Band structure and optical absorption in multilayer armchair graphene nanoribbons: A Pariser-Parr-Pople model study

摘要

Using the tight-binding and Pariser-Parr-Pople model Hamiltonians, we study the electronic structure and optical response of multilayer armchair graphene nanoribbons (AGNRs), both with and without a gate bias. In particular, the influence of the number of layers (n), and the strength of the electric field applied perpendicularly to layers, for different types of edge alignments is explored via their electro-optical properties. As a function of increasing n, the energy gap initially decreases, eventually saturating for large n.
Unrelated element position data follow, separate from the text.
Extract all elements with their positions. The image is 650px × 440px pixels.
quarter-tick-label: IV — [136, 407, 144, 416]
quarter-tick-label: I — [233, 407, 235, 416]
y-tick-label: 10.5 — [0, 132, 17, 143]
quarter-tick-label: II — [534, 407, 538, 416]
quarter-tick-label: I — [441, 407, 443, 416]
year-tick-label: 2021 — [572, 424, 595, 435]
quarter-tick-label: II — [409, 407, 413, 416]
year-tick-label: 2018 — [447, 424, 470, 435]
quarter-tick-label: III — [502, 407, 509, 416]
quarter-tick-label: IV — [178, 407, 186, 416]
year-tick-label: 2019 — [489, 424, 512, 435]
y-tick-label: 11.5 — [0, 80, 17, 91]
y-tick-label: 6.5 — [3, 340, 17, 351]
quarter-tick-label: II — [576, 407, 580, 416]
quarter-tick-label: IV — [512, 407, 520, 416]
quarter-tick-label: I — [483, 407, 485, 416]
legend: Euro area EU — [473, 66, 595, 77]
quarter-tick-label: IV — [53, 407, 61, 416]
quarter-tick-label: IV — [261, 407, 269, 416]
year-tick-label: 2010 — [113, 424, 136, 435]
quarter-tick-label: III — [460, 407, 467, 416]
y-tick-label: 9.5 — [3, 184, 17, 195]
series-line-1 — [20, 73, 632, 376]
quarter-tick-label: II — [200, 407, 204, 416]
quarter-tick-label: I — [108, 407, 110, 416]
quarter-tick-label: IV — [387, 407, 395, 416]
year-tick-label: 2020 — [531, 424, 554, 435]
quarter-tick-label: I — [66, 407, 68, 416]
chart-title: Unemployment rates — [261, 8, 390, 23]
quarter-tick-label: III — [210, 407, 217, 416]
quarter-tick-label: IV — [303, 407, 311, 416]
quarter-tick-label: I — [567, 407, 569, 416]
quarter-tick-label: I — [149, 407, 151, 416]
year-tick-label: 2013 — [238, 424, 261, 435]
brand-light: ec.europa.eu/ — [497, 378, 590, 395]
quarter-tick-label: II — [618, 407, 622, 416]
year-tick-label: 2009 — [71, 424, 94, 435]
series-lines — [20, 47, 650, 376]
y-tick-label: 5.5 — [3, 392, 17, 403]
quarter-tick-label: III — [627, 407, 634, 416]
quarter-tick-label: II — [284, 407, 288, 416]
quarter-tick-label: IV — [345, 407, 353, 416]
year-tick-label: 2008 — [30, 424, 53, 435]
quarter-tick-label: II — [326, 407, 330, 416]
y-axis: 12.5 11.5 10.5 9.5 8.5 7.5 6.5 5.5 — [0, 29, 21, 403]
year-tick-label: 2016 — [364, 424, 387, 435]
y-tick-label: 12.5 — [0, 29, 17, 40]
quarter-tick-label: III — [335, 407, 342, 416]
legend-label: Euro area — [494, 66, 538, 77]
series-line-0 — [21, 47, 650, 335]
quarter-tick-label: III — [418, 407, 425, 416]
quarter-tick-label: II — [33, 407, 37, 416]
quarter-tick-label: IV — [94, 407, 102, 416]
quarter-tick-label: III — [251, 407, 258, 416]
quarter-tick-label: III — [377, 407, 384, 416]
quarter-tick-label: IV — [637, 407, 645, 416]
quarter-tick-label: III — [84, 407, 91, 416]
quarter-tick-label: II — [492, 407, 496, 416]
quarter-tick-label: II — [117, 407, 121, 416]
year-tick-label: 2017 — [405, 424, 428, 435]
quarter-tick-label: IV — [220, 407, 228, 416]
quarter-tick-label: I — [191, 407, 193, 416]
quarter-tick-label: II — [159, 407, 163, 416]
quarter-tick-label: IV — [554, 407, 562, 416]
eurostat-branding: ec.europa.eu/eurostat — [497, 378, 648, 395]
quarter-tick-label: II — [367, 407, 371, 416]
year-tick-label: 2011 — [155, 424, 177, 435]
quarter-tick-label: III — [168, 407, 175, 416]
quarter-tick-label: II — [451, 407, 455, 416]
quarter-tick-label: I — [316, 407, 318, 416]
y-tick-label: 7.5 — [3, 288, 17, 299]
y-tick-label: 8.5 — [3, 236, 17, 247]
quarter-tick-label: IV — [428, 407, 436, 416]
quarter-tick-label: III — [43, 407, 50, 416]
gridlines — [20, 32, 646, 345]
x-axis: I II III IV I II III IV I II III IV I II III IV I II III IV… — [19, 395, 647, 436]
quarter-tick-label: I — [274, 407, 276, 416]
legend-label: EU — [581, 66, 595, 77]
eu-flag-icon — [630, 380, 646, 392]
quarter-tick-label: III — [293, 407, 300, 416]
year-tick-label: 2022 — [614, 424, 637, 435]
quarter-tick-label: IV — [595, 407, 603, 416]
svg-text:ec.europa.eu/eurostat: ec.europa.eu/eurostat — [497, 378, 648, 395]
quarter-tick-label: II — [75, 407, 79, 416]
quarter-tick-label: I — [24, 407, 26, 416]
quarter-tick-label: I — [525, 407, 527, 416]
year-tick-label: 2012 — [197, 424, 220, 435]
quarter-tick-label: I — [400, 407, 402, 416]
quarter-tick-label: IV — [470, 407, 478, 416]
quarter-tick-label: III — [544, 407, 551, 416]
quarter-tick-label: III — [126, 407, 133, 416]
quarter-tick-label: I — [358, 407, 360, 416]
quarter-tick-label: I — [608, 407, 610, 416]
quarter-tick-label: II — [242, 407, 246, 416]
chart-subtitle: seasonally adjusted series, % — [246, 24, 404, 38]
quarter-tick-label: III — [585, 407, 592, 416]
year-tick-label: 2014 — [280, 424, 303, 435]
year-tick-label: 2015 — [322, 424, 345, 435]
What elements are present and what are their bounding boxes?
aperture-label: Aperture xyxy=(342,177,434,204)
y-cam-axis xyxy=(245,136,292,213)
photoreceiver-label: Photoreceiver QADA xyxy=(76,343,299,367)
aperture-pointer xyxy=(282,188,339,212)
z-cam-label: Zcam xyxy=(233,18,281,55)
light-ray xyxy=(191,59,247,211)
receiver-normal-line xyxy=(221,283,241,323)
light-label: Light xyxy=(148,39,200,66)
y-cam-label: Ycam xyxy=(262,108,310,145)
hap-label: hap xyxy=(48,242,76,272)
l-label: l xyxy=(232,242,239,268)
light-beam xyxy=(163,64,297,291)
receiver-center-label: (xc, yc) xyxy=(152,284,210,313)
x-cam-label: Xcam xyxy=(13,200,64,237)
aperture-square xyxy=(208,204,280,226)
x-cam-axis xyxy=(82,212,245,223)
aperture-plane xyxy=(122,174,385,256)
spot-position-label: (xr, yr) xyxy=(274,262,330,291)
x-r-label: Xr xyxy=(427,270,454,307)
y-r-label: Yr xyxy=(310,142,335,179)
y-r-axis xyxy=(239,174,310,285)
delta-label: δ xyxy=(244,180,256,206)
The intensity of the linear optical absorption in these systems also increases with increasing n and depends crucially on the polarization direction of the incident light and the type of the edge alignment. This provides an efficient way of determining the nature of the edge alignment, and n, in the experiments. In the presence of a gate bias, the intensity of optical absorption behaves in a nontrivial way. The absorption becomes more intense for the large fields in narrow ribbons exhibiting a redshift of the band gap with the increasing field strength, while in broad ribbons exhibiting a blueshift, the absorption becomes weaker. However, for smaller electric fields, the absorption intensity exhibits more complicated behavior with respect to the field strength. Thus, the effect of the gate bias on optical absorption intensity in multilayer AGNRs is in sharp contrast to bilayer graphene, which exhibits only enhancement of the absorption intensity with the increasing electric field.